I do it at my company. I prototype in R, and then end up having to rewrite chunks of it in Python so it can be worked into our application, which right now is exclusively Python.

It's not a matter of performance, it's just because it would be an enormous amount of engineering overhead to start calling R from inside the Python app

RA_Fisher 3556 days ago

Check out opencpu.org, it's an R web api. Really cool stuff.

baldfat 3556 days ago

That seems like you could simply use http://jupyter.org/ and just run the script with R code inline.

http://blog.revolutionanalytics.com/2016/01/pipelining-r-pyt...

Also why not just switch to Pandas it really is a pretty close R clone.

nerdponx 3556 days ago

It has nothing to do with interoperability on my machine. I use notebooks (and Pandas) all the time, and I consider myself fluent in bith R and Python.

It's because R is a substantial engineering dependency. As I said, our entire stack is Python and Node. Yes, you can call R from Python using Rpy2, but that's a pro-bono project maintained largely by one person. It's great for casual use, but there is far too much risk to start talking about building critical business code around it.

baldfat 3556 days ago

So why not Pandas?

nerdponx 3556 days ago

Personal preference. I switch back-and-forth based on the project.

R data frames are native and feel native. Pandas data frames are non-native and can be a pain in the ass to work with.

That, and there is a lot mpre to the decision than just which data frame implementation I like better.

kgwgk 3556 days ago

"Pretty close" as long as you stay within the region of common functionality. I wouldn't say it's a clone.

baldfat 3555 days ago

That is true. I actually started my journey with Pandas and then switched to R for the ecco-system and zero based for data science drove me nuts.

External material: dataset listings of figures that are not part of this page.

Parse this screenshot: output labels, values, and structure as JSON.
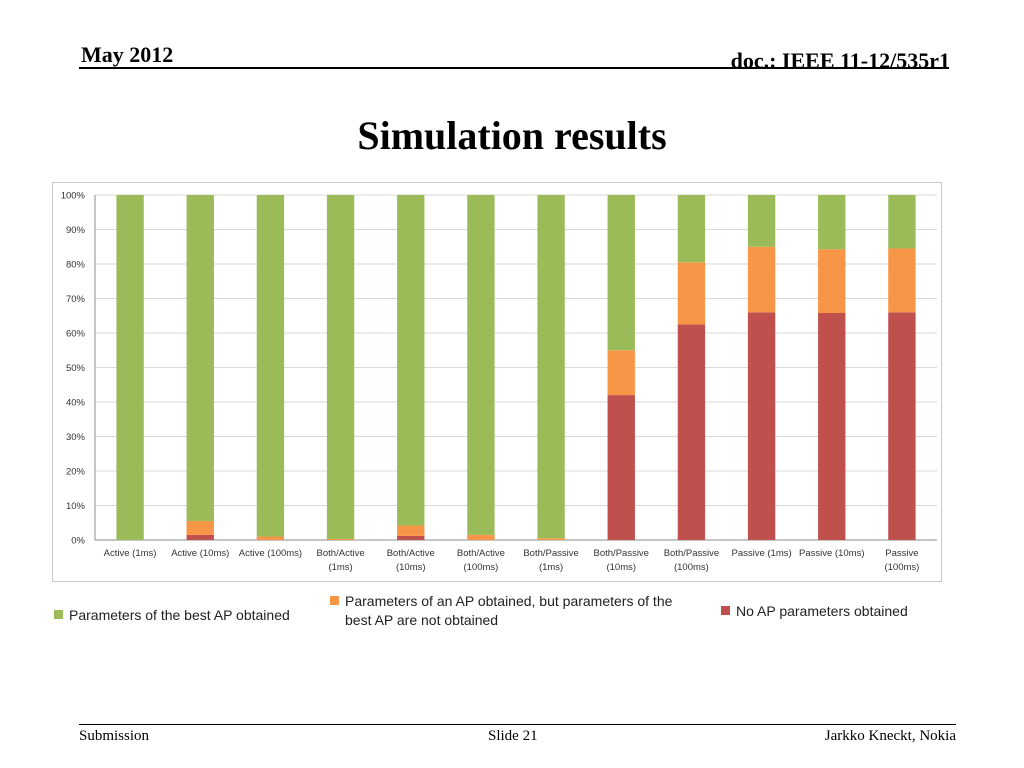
{
  "header": {
    "date": "May 2012",
    "doc": "doc.: IEEE 11-12/535r1"
  },
  "title": "Simulation results",
  "chart_data": {
    "type": "bar",
    "stacked": true,
    "percent": true,
    "ylim": [
      0,
      100
    ],
    "yticks": [
      "0%",
      "10%",
      "20%",
      "30%",
      "40%",
      "50%",
      "60%",
      "70%",
      "80%",
      "90%",
      "100%"
    ],
    "grid": true,
    "legend_position": "bottom",
    "categories": [
      [
        "Active (1ms)"
      ],
      [
        "Active (10ms)"
      ],
      [
        "Active (100ms)"
      ],
      [
        "Both/Active",
        "(1ms)"
      ],
      [
        "Both/Active",
        "(10ms)"
      ],
      [
        "Both/Active",
        "(100ms)"
      ],
      [
        "Both/Passive",
        "(1ms)"
      ],
      [
        "Both/Passive",
        "(10ms)"
      ],
      [
        "Both/Passive",
        "(100ms)"
      ],
      [
        "Passive (1ms)"
      ],
      [
        "Passive (10ms)"
      ],
      [
        "Passive",
        "(100ms)"
      ]
    ],
    "series": [
      {
        "name": "No AP parameters obtained",
        "color": "#C0504D",
        "values": [
          0,
          1.5,
          0,
          0,
          1.2,
          0,
          0,
          42,
          62.5,
          66,
          65.8,
          66
        ]
      },
      {
        "name": "Parameters of an AP obtained, but parameters of the best AP are not obtained",
        "color": "#F79646",
        "values": [
          0,
          4,
          1,
          0.3,
          3,
          1.5,
          0.5,
          13,
          18,
          19,
          18.5,
          18.5
        ]
      },
      {
        "name": "Parameters of the best AP obtained",
        "color": "#9BBB59",
        "values": [
          100,
          94.5,
          99,
          99.7,
          95.8,
          98.5,
          99.5,
          45,
          19.5,
          15,
          15.7,
          15.5
        ]
      }
    ]
  },
  "legend": {
    "items": [
      {
        "lines": [
          "Parameters of the best AP obtained"
        ],
        "color": "#9BBB59"
      },
      {
        "lines": [
          "Parameters of an AP obtained, but parameters of the",
          "best AP are not obtained"
        ],
        "color": "#F79646"
      },
      {
        "lines": [
          "No AP parameters obtained"
        ],
        "color": "#C0504D"
      }
    ]
  },
  "footer": {
    "left": "Submission",
    "center": "Slide 21",
    "right": "Jarkko Kneckt, Nokia"
  }
}
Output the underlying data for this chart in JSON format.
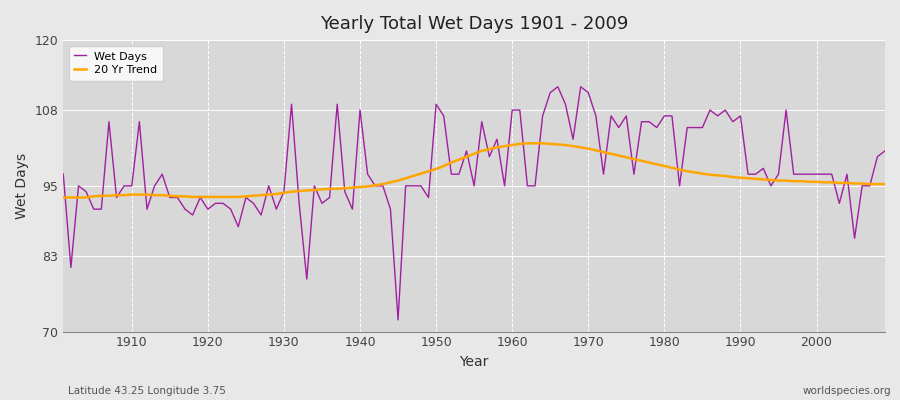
{
  "title": "Yearly Total Wet Days 1901 - 2009",
  "xlabel": "Year",
  "ylabel": "Wet Days",
  "lat_lon_label": "Latitude 43.25 Longitude 3.75",
  "watermark": "worldspecies.org",
  "ylim": [
    70,
    120
  ],
  "yticks": [
    70,
    83,
    95,
    108,
    120
  ],
  "xticks": [
    1910,
    1920,
    1930,
    1940,
    1950,
    1960,
    1970,
    1980,
    1990,
    2000
  ],
  "xlim": [
    1901,
    2009
  ],
  "line_color_wet": "#a020a0",
  "line_color_trend": "#FFA500",
  "bg_color": "#e8e8e8",
  "plot_bg_color": "#d8d8d8",
  "grid_color_v": "#ffffff",
  "grid_color_h": "#ffffff",
  "years": [
    1901,
    1902,
    1903,
    1904,
    1905,
    1906,
    1907,
    1908,
    1909,
    1910,
    1911,
    1912,
    1913,
    1914,
    1915,
    1916,
    1917,
    1918,
    1919,
    1920,
    1921,
    1922,
    1923,
    1924,
    1925,
    1926,
    1927,
    1928,
    1929,
    1930,
    1931,
    1932,
    1933,
    1934,
    1935,
    1936,
    1937,
    1938,
    1939,
    1940,
    1941,
    1942,
    1943,
    1944,
    1945,
    1946,
    1947,
    1948,
    1949,
    1950,
    1951,
    1952,
    1953,
    1954,
    1955,
    1956,
    1957,
    1958,
    1959,
    1960,
    1961,
    1962,
    1963,
    1964,
    1965,
    1966,
    1967,
    1968,
    1969,
    1970,
    1971,
    1972,
    1973,
    1974,
    1975,
    1976,
    1977,
    1978,
    1979,
    1980,
    1981,
    1982,
    1983,
    1984,
    1985,
    1986,
    1987,
    1988,
    1989,
    1990,
    1991,
    1992,
    1993,
    1994,
    1995,
    1996,
    1997,
    1998,
    1999,
    2000,
    2001,
    2002,
    2003,
    2004,
    2005,
    2006,
    2007,
    2008,
    2009
  ],
  "wet_days": [
    97,
    81,
    95,
    94,
    91,
    91,
    106,
    93,
    95,
    95,
    106,
    91,
    95,
    97,
    93,
    93,
    91,
    90,
    93,
    91,
    92,
    92,
    91,
    88,
    93,
    92,
    90,
    95,
    91,
    94,
    109,
    92,
    79,
    95,
    92,
    93,
    109,
    94,
    91,
    108,
    97,
    95,
    95,
    91,
    72,
    95,
    95,
    95,
    93,
    109,
    107,
    97,
    97,
    101,
    95,
    106,
    100,
    103,
    95,
    108,
    108,
    95,
    95,
    107,
    111,
    112,
    109,
    103,
    112,
    111,
    107,
    97,
    107,
    105,
    107,
    97,
    106,
    106,
    105,
    107,
    107,
    95,
    105,
    105,
    105,
    108,
    107,
    108,
    106,
    107,
    97,
    97,
    98,
    95,
    97,
    108,
    97,
    97,
    97,
    97,
    97,
    97,
    92,
    97,
    86,
    95,
    95,
    100,
    101
  ],
  "trend": [
    93.0,
    93.0,
    93.0,
    93.0,
    93.2,
    93.3,
    93.3,
    93.4,
    93.4,
    93.5,
    93.5,
    93.5,
    93.4,
    93.4,
    93.3,
    93.2,
    93.2,
    93.1,
    93.1,
    93.1,
    93.1,
    93.1,
    93.1,
    93.1,
    93.2,
    93.3,
    93.4,
    93.5,
    93.6,
    93.8,
    94.0,
    94.1,
    94.2,
    94.3,
    94.4,
    94.5,
    94.5,
    94.6,
    94.7,
    94.8,
    94.9,
    95.1,
    95.3,
    95.6,
    95.9,
    96.3,
    96.7,
    97.1,
    97.5,
    97.9,
    98.4,
    99.0,
    99.5,
    100.0,
    100.5,
    101.0,
    101.3,
    101.6,
    101.8,
    102.0,
    102.2,
    102.3,
    102.3,
    102.3,
    102.2,
    102.1,
    102.0,
    101.8,
    101.6,
    101.4,
    101.1,
    100.8,
    100.5,
    100.2,
    99.9,
    99.6,
    99.3,
    99.0,
    98.7,
    98.4,
    98.1,
    97.8,
    97.5,
    97.3,
    97.1,
    96.9,
    96.8,
    96.7,
    96.5,
    96.4,
    96.3,
    96.2,
    96.1,
    96.0,
    95.9,
    95.9,
    95.8,
    95.8,
    95.7,
    95.7,
    95.6,
    95.6,
    95.5,
    95.5,
    95.4,
    95.4,
    95.3,
    95.3,
    95.3
  ]
}
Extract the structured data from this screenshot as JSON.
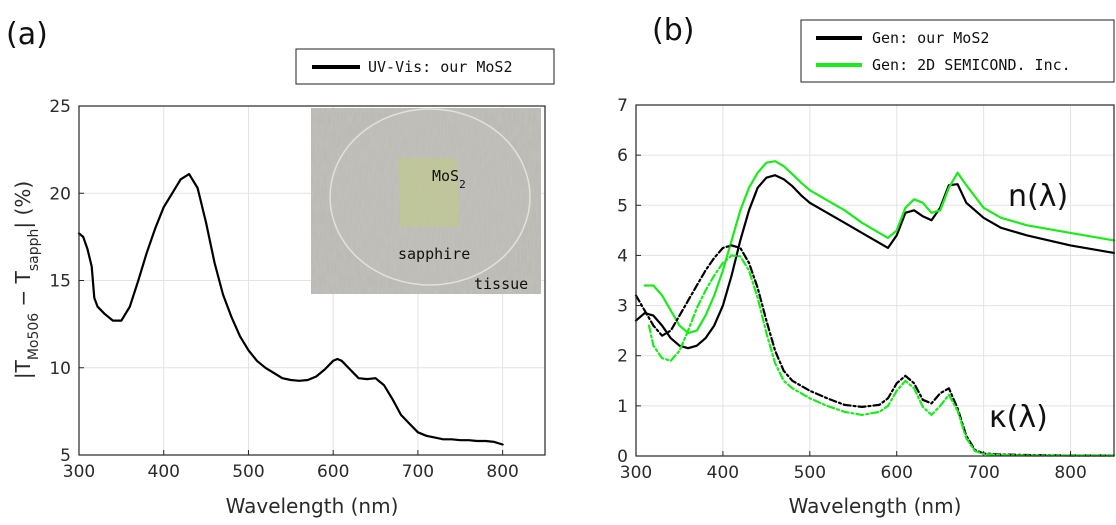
{
  "chart_data": [
    {
      "type": "line",
      "panel_label": "(a)",
      "xlabel": "Wavelength (nm)",
      "ylabel": "|T_Mo506 − T_sapph| (%)",
      "ylabel_parts": {
        "open": "|T",
        "sub1": "Mo506",
        "mid": " − T",
        "sub2": "sapph",
        "close": "| (%)"
      },
      "xlim": [
        300,
        850
      ],
      "ylim": [
        5,
        25
      ],
      "xticks": [
        300,
        400,
        500,
        600,
        700,
        800
      ],
      "yticks": [
        5,
        10,
        15,
        20,
        25
      ],
      "grid": true,
      "legend": {
        "placement": "top-right, above plot",
        "entries": [
          "UV-Vis: our MoS2"
        ]
      },
      "inset": {
        "labels": {
          "film_main": "MoS",
          "film_sub": "2",
          "substrate": "sapphire",
          "background": "tissue"
        }
      },
      "series": [
        {
          "name": "UV-Vis: our MoS2",
          "color": "#000000",
          "x": [
            300,
            305,
            310,
            315,
            318,
            322,
            330,
            340,
            350,
            360,
            370,
            380,
            390,
            400,
            410,
            420,
            430,
            440,
            450,
            460,
            470,
            480,
            490,
            500,
            510,
            520,
            530,
            540,
            550,
            560,
            570,
            580,
            590,
            600,
            605,
            610,
            620,
            630,
            640,
            650,
            660,
            670,
            680,
            690,
            700,
            710,
            720,
            730,
            740,
            750,
            760,
            770,
            780,
            790,
            800
          ],
          "y": [
            17.7,
            17.5,
            16.8,
            15.8,
            14.0,
            13.5,
            13.1,
            12.7,
            12.7,
            13.5,
            15.0,
            16.6,
            18.0,
            19.2,
            20.0,
            20.8,
            21.1,
            20.3,
            18.3,
            16.0,
            14.2,
            12.9,
            11.8,
            11.0,
            10.4,
            10.0,
            9.7,
            9.4,
            9.3,
            9.25,
            9.3,
            9.5,
            9.9,
            10.4,
            10.5,
            10.4,
            9.9,
            9.4,
            9.35,
            9.4,
            9.0,
            8.2,
            7.3,
            6.8,
            6.3,
            6.1,
            6.0,
            5.9,
            5.9,
            5.85,
            5.85,
            5.8,
            5.8,
            5.75,
            5.6
          ]
        }
      ]
    },
    {
      "type": "line",
      "panel_label": "(b)",
      "xlabel": "Wavelength (nm)",
      "ylabel": "",
      "xlim": [
        300,
        850
      ],
      "ylim": [
        0,
        7
      ],
      "xticks": [
        300,
        400,
        500,
        600,
        700,
        800
      ],
      "yticks": [
        0,
        1,
        2,
        3,
        4,
        5,
        6,
        7
      ],
      "grid": true,
      "legend": {
        "placement": "top-right, above plot",
        "entries": [
          "Gen: our MoS2",
          "Gen: 2D SEMICOND. Inc."
        ]
      },
      "annotations": [
        "n(λ)",
        "κ(λ)"
      ],
      "series": [
        {
          "name": "Gen: our MoS2",
          "component": "n",
          "color": "#000000",
          "dashed": false,
          "x": [
            300,
            310,
            320,
            330,
            340,
            350,
            360,
            370,
            380,
            390,
            400,
            410,
            420,
            430,
            440,
            450,
            460,
            470,
            480,
            490,
            500,
            520,
            540,
            560,
            580,
            590,
            600,
            610,
            620,
            630,
            640,
            650,
            660,
            670,
            680,
            700,
            720,
            750,
            800,
            850
          ],
          "y": [
            2.7,
            2.85,
            2.8,
            2.6,
            2.35,
            2.2,
            2.15,
            2.2,
            2.35,
            2.6,
            3.0,
            3.6,
            4.3,
            4.9,
            5.35,
            5.55,
            5.6,
            5.52,
            5.38,
            5.2,
            5.05,
            4.85,
            4.65,
            4.45,
            4.25,
            4.15,
            4.4,
            4.85,
            4.9,
            4.78,
            4.7,
            4.95,
            5.4,
            5.42,
            5.05,
            4.75,
            4.55,
            4.4,
            4.2,
            4.05
          ]
        },
        {
          "name": "Gen: 2D SEMICOND. Inc.",
          "component": "n",
          "color": "#1aeb1a",
          "dashed": false,
          "x": [
            310,
            320,
            330,
            340,
            350,
            360,
            370,
            380,
            390,
            400,
            410,
            420,
            430,
            440,
            450,
            460,
            470,
            480,
            490,
            500,
            520,
            540,
            560,
            580,
            590,
            600,
            610,
            620,
            630,
            640,
            650,
            660,
            670,
            680,
            700,
            720,
            750,
            800,
            850
          ],
          "y": [
            3.4,
            3.4,
            3.2,
            2.9,
            2.6,
            2.45,
            2.5,
            2.8,
            3.2,
            3.7,
            4.3,
            4.9,
            5.35,
            5.65,
            5.85,
            5.88,
            5.78,
            5.62,
            5.45,
            5.3,
            5.1,
            4.9,
            4.65,
            4.45,
            4.35,
            4.5,
            4.95,
            5.12,
            5.05,
            4.85,
            4.9,
            5.35,
            5.65,
            5.4,
            4.95,
            4.75,
            4.6,
            4.45,
            4.3
          ]
        },
        {
          "name": "Gen: our MoS2",
          "component": "k",
          "color": "#000000",
          "dashed": true,
          "x": [
            300,
            310,
            320,
            330,
            340,
            350,
            360,
            370,
            380,
            390,
            400,
            410,
            420,
            430,
            440,
            450,
            460,
            470,
            480,
            490,
            500,
            520,
            540,
            560,
            580,
            590,
            600,
            610,
            620,
            630,
            640,
            650,
            660,
            670,
            680,
            690,
            700,
            720,
            750,
            800,
            850
          ],
          "y": [
            3.2,
            2.9,
            2.6,
            2.4,
            2.5,
            2.8,
            3.1,
            3.4,
            3.7,
            3.95,
            4.15,
            4.2,
            4.15,
            3.85,
            3.35,
            2.7,
            2.1,
            1.7,
            1.5,
            1.4,
            1.3,
            1.15,
            1.02,
            0.98,
            1.02,
            1.15,
            1.45,
            1.6,
            1.45,
            1.12,
            1.05,
            1.25,
            1.35,
            0.95,
            0.4,
            0.12,
            0.05,
            0.03,
            0.02,
            0.01,
            0.01
          ]
        },
        {
          "name": "Gen: 2D SEMICOND. Inc.",
          "component": "k",
          "color": "#1aeb1a",
          "dashed": true,
          "x": [
            315,
            320,
            330,
            340,
            350,
            360,
            370,
            380,
            390,
            400,
            410,
            420,
            430,
            440,
            450,
            460,
            470,
            480,
            490,
            500,
            520,
            540,
            560,
            580,
            590,
            600,
            610,
            620,
            630,
            640,
            650,
            660,
            670,
            680,
            690,
            700,
            720,
            750,
            800,
            850
          ],
          "y": [
            2.6,
            2.2,
            1.95,
            1.9,
            2.1,
            2.5,
            2.95,
            3.3,
            3.6,
            3.85,
            4.0,
            3.98,
            3.7,
            3.15,
            2.45,
            1.85,
            1.5,
            1.35,
            1.25,
            1.15,
            1.0,
            0.88,
            0.82,
            0.88,
            1.0,
            1.3,
            1.5,
            1.35,
            0.98,
            0.82,
            1.0,
            1.22,
            0.9,
            0.35,
            0.1,
            0.04,
            0.02,
            0.01,
            0.01,
            0.01
          ]
        }
      ]
    }
  ]
}
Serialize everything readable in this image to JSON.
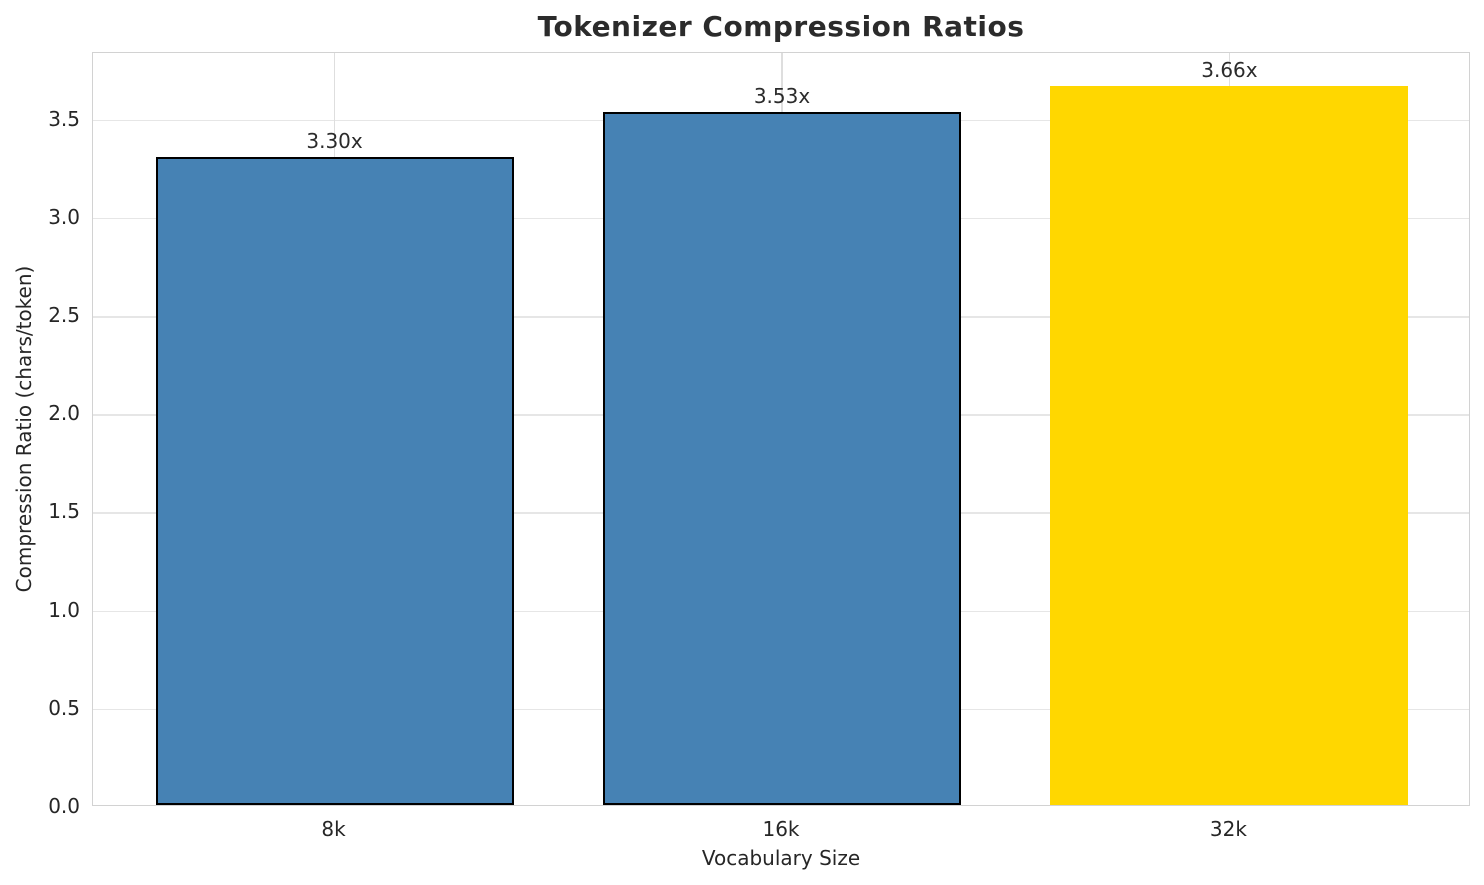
{
  "title": "Tokenizer Compression Ratios",
  "chart_data": {
    "type": "bar",
    "title": "Tokenizer Compression Ratios",
    "xlabel": "Vocabulary Size",
    "ylabel": "Compression Ratio (chars/token)",
    "categories": [
      "8k",
      "16k",
      "32k"
    ],
    "values": [
      3.3,
      3.53,
      3.66
    ],
    "bar_labels": [
      "3.30x",
      "3.53x",
      "3.66x"
    ],
    "bar_fill_colors": [
      "#4682b4",
      "#4682b4",
      "#ffd700"
    ],
    "bar_edge_colors": [
      "#000000",
      "#000000",
      "none"
    ],
    "ylim": [
      0,
      3.84
    ],
    "yticks": [
      "0.0",
      "0.5",
      "1.0",
      "1.5",
      "2.0",
      "2.5",
      "3.0",
      "3.5"
    ],
    "grid": "both",
    "legend": "none",
    "colors": {
      "grid_horizontal": "#e6e6e6",
      "grid_vertical": "#dedede",
      "spine": "#d2d2d2",
      "text": "#262626",
      "highlight": "#ffd700",
      "default_bar": "#4682b4"
    }
  }
}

But I do feel that the goal is a clone.

"Python has long been great for data munging and preparation, but less so for data analysis and modeling. pandas helps fill this gap, enabling you to carry out your entire data analysis workflow in Python without having to switch to a more domain specific language like R." http://pandas.pydata.org/

blahi 3556 days ago

How much experience do you have in statistical computing, out of curiosity?

0x001E84EE 3556 days ago

Part of that may stem from R and most (all?) of its libraries being licensed under GPL.

nerdponx 3556 days ago

Afaik Bloomberg uses it extensively for internal data visualization tools.

madenine 3556 days ago

doesn't Bloomberg have a custom, in-house R IDE?